Study: More than one-third of U.S. kids lack adequate health insurance

Families of children with special health care needs and private insurance are hit the hardest.

Tackling the problem of child underinsurance may require large-scale policy reforms such as broadening eligibility for Medicaid or creating a universal health insurance program for all U.S. kids. (Photo: Shutterstock)

A new analysis led by University of Pittsburgh School of Medicine researchers indicates that the rate of underinsured children rose from 30.6% to 34% between 2016 and 2019. That’s an additional 2.4 million kids. Families who have children with special health care needs and private insurance were hit particularly hard, researchers say.

The study, published Dec. 6 in Pediatrics, notes that underinsurance of children was mainly driven by increased rates of inadequate insurance rather than a rise in absent or inconsistent insurance.

“The main takeaway is that the insurance landscape is getting bleaker, and it’s hurting millions of families, specifically those who are the most vulnerable,” Justin Yu, lead author of the study and assistant professor of pediatrics in Pitt’s School of Medicine, said in a statement. “We need pediatric organizations and politicians to bring child health insurance to the forefront and make it a priority issue.”

What does this trend mean?

To understand pediatric insurance trends, Yu and his team analyzed data from the National Survey of Children’s Health, an annual survey about the physical and mental health of newborns through 17-year-olds. They defined “underinsured children” as those who lack continuous and adequate health insurance, with “adequate” meaning that insurance usually or always met a child’s needs, allowed children to see needed providers, and protected against what parents felt were unreasonable out-of-pocket expenses. According to Yu’s team of researchers, high fees may force families to delay or forgo care for their children.

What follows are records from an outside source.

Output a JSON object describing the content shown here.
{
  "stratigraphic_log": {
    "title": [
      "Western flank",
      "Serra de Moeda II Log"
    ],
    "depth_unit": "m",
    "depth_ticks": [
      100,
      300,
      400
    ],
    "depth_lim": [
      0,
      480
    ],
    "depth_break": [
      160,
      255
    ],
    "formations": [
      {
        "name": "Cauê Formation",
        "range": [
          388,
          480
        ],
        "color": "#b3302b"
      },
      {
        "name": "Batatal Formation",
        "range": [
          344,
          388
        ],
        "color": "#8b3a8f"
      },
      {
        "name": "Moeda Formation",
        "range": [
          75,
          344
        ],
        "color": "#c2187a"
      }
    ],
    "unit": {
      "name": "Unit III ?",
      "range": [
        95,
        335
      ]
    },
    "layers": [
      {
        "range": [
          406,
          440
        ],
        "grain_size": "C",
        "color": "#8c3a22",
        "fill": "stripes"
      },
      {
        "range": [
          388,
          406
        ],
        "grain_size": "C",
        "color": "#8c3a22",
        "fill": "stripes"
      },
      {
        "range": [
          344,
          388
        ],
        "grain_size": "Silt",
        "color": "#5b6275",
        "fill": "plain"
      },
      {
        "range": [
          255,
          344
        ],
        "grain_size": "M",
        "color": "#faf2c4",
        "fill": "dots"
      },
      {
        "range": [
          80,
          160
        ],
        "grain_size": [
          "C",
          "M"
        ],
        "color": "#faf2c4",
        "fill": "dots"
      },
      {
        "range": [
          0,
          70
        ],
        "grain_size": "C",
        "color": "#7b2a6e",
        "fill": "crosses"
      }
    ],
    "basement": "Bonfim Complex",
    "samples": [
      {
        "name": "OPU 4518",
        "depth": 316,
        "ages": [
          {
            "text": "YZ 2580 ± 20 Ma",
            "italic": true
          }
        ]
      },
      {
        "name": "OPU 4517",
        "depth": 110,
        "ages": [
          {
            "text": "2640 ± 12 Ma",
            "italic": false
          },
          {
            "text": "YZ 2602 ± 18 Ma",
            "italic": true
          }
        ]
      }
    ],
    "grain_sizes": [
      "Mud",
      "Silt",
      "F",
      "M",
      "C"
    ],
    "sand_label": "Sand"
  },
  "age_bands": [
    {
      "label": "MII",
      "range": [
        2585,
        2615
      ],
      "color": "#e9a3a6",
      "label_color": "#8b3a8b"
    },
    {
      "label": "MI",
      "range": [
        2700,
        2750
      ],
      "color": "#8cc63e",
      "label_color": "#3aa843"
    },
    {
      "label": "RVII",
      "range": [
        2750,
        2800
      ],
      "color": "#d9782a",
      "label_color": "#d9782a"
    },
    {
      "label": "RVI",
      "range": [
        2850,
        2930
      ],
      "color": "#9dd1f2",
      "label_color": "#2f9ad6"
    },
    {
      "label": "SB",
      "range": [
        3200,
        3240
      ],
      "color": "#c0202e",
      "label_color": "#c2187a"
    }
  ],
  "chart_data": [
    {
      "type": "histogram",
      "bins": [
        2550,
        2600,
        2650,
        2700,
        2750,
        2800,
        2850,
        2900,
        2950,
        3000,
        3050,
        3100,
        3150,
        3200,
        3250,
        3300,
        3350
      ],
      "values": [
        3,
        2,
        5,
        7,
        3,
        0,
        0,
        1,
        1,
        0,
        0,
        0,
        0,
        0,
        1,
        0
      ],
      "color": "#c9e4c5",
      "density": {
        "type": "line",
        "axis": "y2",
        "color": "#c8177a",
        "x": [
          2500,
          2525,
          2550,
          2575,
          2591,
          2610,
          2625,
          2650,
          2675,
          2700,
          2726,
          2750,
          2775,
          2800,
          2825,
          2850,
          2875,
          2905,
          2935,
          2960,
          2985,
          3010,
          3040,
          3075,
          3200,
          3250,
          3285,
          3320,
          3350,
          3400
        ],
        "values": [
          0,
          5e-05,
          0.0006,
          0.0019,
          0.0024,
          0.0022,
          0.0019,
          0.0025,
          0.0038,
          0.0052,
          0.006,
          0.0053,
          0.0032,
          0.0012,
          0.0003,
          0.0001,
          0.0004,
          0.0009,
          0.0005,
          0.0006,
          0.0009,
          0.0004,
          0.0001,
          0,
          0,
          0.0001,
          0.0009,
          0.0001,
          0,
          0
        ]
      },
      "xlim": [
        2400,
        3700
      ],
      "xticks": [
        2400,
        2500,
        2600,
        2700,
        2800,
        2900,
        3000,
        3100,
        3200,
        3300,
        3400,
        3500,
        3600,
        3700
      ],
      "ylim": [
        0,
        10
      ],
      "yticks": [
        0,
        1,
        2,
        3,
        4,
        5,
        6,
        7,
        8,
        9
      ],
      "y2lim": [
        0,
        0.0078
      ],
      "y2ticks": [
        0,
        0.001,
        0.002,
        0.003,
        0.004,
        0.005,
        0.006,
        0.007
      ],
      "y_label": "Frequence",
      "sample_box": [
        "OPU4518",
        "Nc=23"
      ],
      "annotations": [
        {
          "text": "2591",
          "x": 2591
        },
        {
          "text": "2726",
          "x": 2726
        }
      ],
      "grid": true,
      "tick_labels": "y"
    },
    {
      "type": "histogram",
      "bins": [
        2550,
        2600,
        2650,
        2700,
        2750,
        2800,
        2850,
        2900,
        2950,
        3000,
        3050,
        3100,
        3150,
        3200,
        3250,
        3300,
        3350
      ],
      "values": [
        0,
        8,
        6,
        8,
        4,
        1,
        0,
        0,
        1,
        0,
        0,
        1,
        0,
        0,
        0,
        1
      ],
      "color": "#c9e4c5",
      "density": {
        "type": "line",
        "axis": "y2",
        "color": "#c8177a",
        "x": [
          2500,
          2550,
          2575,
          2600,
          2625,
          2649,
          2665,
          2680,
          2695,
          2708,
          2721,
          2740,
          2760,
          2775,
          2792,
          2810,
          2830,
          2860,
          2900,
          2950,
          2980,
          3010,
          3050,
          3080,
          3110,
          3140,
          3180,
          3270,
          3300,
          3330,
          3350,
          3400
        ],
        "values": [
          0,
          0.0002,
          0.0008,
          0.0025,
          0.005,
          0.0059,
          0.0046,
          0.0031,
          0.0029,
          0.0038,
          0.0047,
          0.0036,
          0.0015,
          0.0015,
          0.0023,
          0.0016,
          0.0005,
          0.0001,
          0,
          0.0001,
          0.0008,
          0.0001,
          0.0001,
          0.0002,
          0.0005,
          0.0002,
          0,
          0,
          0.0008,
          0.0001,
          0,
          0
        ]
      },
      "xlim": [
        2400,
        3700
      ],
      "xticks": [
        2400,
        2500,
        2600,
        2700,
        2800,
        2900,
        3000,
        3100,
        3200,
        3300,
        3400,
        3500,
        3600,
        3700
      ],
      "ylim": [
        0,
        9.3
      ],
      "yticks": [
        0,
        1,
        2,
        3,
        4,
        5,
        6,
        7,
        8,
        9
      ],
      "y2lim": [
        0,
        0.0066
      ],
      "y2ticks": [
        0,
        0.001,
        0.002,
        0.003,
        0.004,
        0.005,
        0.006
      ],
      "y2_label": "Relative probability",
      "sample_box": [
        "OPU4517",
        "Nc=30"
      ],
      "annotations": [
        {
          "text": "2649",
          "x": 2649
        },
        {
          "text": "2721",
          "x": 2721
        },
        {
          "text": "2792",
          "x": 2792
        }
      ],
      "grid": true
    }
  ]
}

Researchers suspect that the rise in unreasonable out-of-pocket expenses reflects broad trends in the insurance landscape. Insurers are increasingly transferring costs to individuals and families through higher copays and premiums and, increasingly, through high-deductible plans, they said. These trends may help explain the finding that children with private health insurance were more likely to be underinsured than those on public plans, such as Medicaid or Children’s Health Insurance Program (CHIP).

Another notable finding was an increase in the rate of underinsurance in kids considered to be more socioeconomically advantaged: white children from middle-income, highly educated families.

“We have this idea that if you have a full-time job with health insurance from your employer that your health care needs will be met,” senior author Amy Houtrow, a professor and vice chair of physical medicine and rehabilitation at Pitt’s School of Medicine and chief of pediatric rehabilitation medicine services at the University of Pittsburgh Medical Center Children’s Hospital of Pittsburgh, said in a statement. “But our data show that, increasingly, that’s not the case, especially for families who may be enrolled in lower-premium, high-deductible plans.”

Researchers concluded that tackling the problem of child underinsurance may require large-scale policy reforms such as broadening eligibility for Medicaid or creating a universal health insurance program for all U.S. kids. But smaller policy changes — such as making it easier to apply for and stay on Medicaid or cash assistance programs to help cover out-of-pocket expenses — also could help.

“Rather than providing a clear policy prescription, the goal of this study is to bring the issue of child underinsurance to the forefront of national conversation,” Yu said. “Once people are talking about this issue, we can start thinking about policies to address it.”